On June 7, 1892 in New Orleans, Louisiana, Mr. Homer A. Plessy purchased a first-class ticket on the East Louisiana Railroad Company train bound for Covington when he was asked by the conductor to leave and sit in the “colored car” as required by the 1890 Separate Car Act. When he refused, he was arrested. The constitutionality of his arrest was challenged by Louis A. Martinet, Albion Tourgee, and others in the Comité des Citoyens (Citizen’s Committee) to test Louisiana’s recently-enacted racial segregation laws. The United States Supreme Court heard Plessy v. Ferguson in 1896 and held that the Constitution permitted legally-enforced segregation on the basis of race. That allowed for the enactment of a slew of laws by southern states that created the Jim Crow regime.

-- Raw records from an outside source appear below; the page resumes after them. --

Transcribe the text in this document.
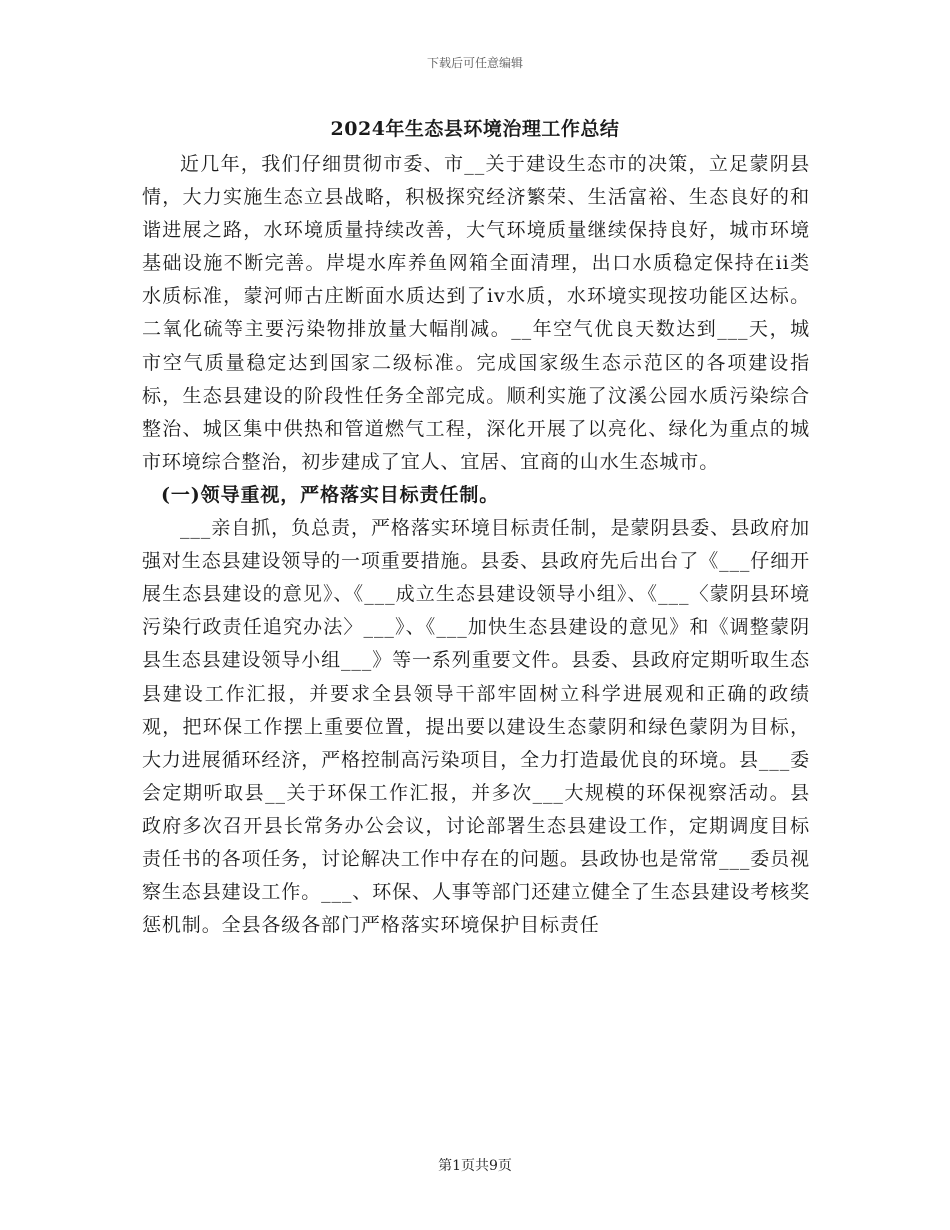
下载后可任意编辑
2024年生态县环境治理工作总结

近几年，我们仔细贯彻市委、市__关于建设生态市的决策，立足蒙阴县情，大力实施生态立县战略，积极探究经济繁荣、生活富裕、生态良好的和谐进展之路，水环境质量持续改善，大气环境质量继续保持良好，城市环境基础设施不断完善。岸堤水库养鱼网箱全面清理，出口水质稳定保持在ii类水质标准，蒙河师古庄断面水质达到了iv水质，水环境实现按功能区达标。二氧化硫等主要污染物排放量大幅削减。__年空气优良天数达到___天，城市空气质量稳定达到国家二级标准。完成国家级生态示范区的各项建设指标，生态县建设的阶段性任务全部完成。顺利实施了汶溪公园水质污染综合整治、城区集中供热和管道燃气工程，深化开展了以亮化、绿化为重点的城市环境综合整治，初步建成了宜人、宜居、宜商的山水生态城市。

(一)领导重视，严格落实目标责任制。

___亲自抓，负总责，严格落实环境目标责任制，是蒙阴县委、县政府加强对生态县建设领导的一项重要措施。县委、县政府先后出台了《___仔细开展生态县建设的意见》、《___成立生态县建设领导小组》、《___〈蒙阴县环境污染行政责任追究办法〉___》、《___加快生态县建设的意见》和《调整蒙阴县生态县建设领导小组___》等一系列重要文件。县委、县政府定期听取生态县建设工作汇报，并要求全县领导干部牢固树立科学进展观和正确的政绩观，把环保工作摆上重要位置，提出要以建设生态蒙阴和绿色蒙阴为目标，大力进展循环经济，严格控制高污染项目，全力打造最优良的环境。县___委会定期听取县__关于环保工作汇报，并多次___大规模的环保视察活动。县政府多次召开县长常务办公会议，讨论部署生态县建设工作，定期调度目标责任书的各项任务，讨论解决工作中存在的问题。县政协也是常常___委员视察生态县建设工作。___、环保、人事等部门还建立健全了生态县建设考核奖惩机制。全县各级各部门严格落实环境保护目标责任

第1页共9页
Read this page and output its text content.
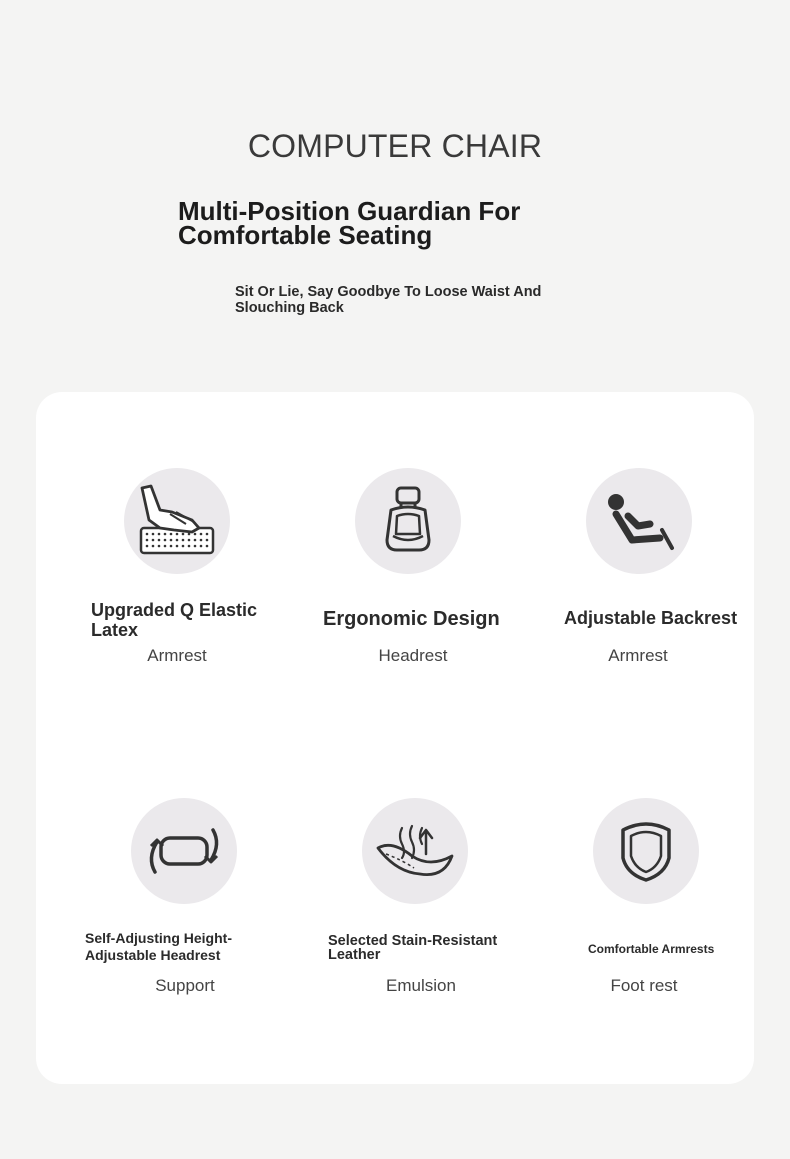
COMPUTER CHAIR
Multi-Position Guardian For Comfortable Seating
Sit Or Lie, Say Goodbye To Loose Waist And Slouching Back
Upgraded Q Elastic Latex
Armrest
Ergonomic Design
Headrest
Adjustable Backrest
Armrest
Self-Adjusting Height-Adjustable Headrest
Support
Selected Stain-Resistant Leather
Emulsion
Comfortable Armrests
Foot rest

Notably, Plessy’s criminal conduct in 1892 was virtually the same as Rosa Park’s courageous protest sixty-three years later in Montgomery, Alabama in 1955 when she refused to leave a seat designated for white riders.

Homer Plessy died in 1925. In recognition of the upcoming 125th anniversary of Mr. Plessy’s conviction by guilty plea in Orleans Parish Criminal District Court, an application was submitted to the Louisiana Board of Pardons and Governor John Bel Edwards for Mr. Plessy to receive a full gubernatorial pardon. It was submitted by Orleans District Attorney Jason Williams, the same office that sought Mr. Plessy’s conviction.

“It was important that the office that prosecuted Homer Plessy be the office to ask for his name to be pardoned,” said Orleans District Attorney Jason Williams. “While Homer Plessy’s actions made him guilty of a crime under law, it was the law that was the real crime. I applaud Governor Edwards for pardoning Homer Plessy and bringing full focus to this stain on our state’s history so that we can become a more just Louisiana.”

The Avery C. Alexander Act, authored by former Louisiana State Senator Edwin Murray of New Orleans, created an expedited application process for posthumous pardons. Mr. Plessy meets all the criteria of the law.

“With the stroke of his pen, Governor John Bel Edwards opens a new chapter in the legacy of Homer Adolph Plessy,” said Keith Plessy, descendant of Homer Plessy. “This historic posthumous pardon is proof that 125 years after his conviction, the state of Louisiana, recognizes and honors Plessy for his role in opening the gates of the Civil Rights Movement of the 20th century.”

“We cannot undo the wrongs of the past but when our government officials publicly acknowledge them and take steps to legally correct them, we give hope to this generation and the next, who will continue to be on the front lines in the fight for justice and equity in America,” said Phoebe Ferguson, descendant of Judge John H. Ferguson.

“On behalf of the Harlan descendants, I am honored to participate in this historic pardon of Homer Plessy, which represents an important step of progress and healing,” said Kate Dillingham. “Our family has always valued the lone but vigorous dissent of our great-great-grandfather, Supreme Court Justice John Marshall Harlan, in Plessy v. Ferguson. He was deeply committed to fairness, equality and justice under the law, and we are moved to see this righting of a profound wrong that he identified 125 years ago.”